All the puzzle pieces to the story will come together someday, and we’ll all have a fuller picture of what happened to our men at Benghazi. In the meantime, it has all the makings of a Hollywood blockbuste­r. It’ll star a president and commander-in-chief who’s in-touch and in-control 24/7. As Joe Biden once said of his running mate, “the guy’s got a spine of steel.”

But that was after the Navy SEALs tracked down Osama bin Laden in Pakistan. Unfortunat­ely, the end of the story at Benghazi can’t be changed, not even in a docudrama. Which may be why you needn’t look for it at your neighborho­od theater any time soon. This script is starting to look more like Blackhawk Down; the bad guys won.

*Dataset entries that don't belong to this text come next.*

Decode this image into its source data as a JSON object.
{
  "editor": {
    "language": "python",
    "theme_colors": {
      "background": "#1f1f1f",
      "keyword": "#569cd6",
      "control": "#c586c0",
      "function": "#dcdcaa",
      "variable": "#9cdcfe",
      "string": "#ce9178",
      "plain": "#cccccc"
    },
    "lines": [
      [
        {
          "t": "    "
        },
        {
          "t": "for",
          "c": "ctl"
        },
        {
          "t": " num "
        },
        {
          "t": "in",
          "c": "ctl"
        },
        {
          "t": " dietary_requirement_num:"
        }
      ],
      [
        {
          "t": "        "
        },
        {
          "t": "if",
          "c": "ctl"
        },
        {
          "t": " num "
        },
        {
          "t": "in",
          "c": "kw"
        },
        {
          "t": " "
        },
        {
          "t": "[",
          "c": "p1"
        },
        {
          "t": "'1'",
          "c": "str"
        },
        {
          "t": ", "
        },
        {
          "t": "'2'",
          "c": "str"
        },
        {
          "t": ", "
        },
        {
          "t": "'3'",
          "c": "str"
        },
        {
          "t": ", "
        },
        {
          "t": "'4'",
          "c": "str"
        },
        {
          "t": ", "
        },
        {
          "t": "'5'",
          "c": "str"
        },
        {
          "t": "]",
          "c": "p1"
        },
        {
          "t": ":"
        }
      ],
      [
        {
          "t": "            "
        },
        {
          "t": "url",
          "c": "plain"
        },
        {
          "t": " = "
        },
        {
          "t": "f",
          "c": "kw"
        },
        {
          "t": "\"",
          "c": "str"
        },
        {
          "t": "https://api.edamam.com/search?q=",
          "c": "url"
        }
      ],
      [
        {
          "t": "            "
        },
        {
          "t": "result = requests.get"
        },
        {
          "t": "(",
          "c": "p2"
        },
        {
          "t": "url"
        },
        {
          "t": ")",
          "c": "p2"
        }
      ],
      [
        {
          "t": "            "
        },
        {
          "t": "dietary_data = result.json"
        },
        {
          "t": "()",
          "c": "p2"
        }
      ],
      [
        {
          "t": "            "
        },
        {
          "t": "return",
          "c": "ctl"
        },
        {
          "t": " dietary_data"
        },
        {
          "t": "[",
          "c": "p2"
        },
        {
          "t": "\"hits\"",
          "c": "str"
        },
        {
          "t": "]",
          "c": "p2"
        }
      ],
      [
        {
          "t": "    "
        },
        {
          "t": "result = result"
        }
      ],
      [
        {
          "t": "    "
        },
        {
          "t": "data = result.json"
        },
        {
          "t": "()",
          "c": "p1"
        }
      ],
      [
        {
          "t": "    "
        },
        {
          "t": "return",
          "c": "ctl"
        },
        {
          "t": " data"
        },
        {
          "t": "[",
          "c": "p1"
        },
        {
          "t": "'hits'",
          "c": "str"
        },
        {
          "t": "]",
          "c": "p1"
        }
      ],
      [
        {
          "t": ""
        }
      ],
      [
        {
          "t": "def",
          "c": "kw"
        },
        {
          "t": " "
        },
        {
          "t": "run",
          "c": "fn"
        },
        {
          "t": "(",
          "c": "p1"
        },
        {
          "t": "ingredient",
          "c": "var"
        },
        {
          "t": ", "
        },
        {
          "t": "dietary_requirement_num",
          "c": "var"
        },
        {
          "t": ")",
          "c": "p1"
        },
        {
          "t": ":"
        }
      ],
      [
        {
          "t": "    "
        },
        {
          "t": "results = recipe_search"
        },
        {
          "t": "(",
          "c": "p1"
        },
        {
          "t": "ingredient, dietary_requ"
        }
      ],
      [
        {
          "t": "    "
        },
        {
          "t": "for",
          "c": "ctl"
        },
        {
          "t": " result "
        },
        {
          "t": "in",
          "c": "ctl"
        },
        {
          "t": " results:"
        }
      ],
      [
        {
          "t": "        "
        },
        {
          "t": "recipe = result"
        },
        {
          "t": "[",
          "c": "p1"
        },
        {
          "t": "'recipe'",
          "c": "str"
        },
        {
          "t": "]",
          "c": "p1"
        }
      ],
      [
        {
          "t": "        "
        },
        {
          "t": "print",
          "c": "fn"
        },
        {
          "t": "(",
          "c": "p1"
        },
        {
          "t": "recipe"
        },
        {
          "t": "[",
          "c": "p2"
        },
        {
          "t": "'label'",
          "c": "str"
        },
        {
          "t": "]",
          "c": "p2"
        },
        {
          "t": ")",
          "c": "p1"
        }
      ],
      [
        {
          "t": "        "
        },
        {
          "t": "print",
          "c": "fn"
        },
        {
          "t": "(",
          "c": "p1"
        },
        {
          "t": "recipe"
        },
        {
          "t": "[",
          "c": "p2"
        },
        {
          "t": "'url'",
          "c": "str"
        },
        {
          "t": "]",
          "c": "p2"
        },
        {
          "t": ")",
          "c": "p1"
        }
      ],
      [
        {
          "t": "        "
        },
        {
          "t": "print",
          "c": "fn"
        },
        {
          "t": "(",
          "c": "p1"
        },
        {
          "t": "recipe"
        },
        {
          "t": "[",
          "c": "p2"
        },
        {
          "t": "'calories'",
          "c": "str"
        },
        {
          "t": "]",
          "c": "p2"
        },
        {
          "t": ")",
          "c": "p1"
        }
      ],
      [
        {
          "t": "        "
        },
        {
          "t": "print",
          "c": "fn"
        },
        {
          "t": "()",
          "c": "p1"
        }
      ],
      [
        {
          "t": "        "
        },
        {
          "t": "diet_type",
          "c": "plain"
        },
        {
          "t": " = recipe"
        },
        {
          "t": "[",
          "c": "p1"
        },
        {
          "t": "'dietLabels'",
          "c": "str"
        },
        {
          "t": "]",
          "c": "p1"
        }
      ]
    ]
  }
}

So when questions are raised about the administra­tion’s conduct of this operation, the president pulls out allpurpose Standard Political Ploy No. 42—he takes offense. It’s the first, and maybe last, response of a politician who can’t come up with any other. It beats having to go into any of the bothersome details. It changes the whole focus of the discussion to how shocked—shocked!—he is that anyone would dare raise a question about his or his team’s judgment and competence in a crisis. Why go into all that when he need only express outrage? Instead of providing clear answers, just get huffy. It’s so much simpler.

It all fits perfectly into an essential theme of this politicall­y correct age: It’s not the facts but how we feel about them that counts.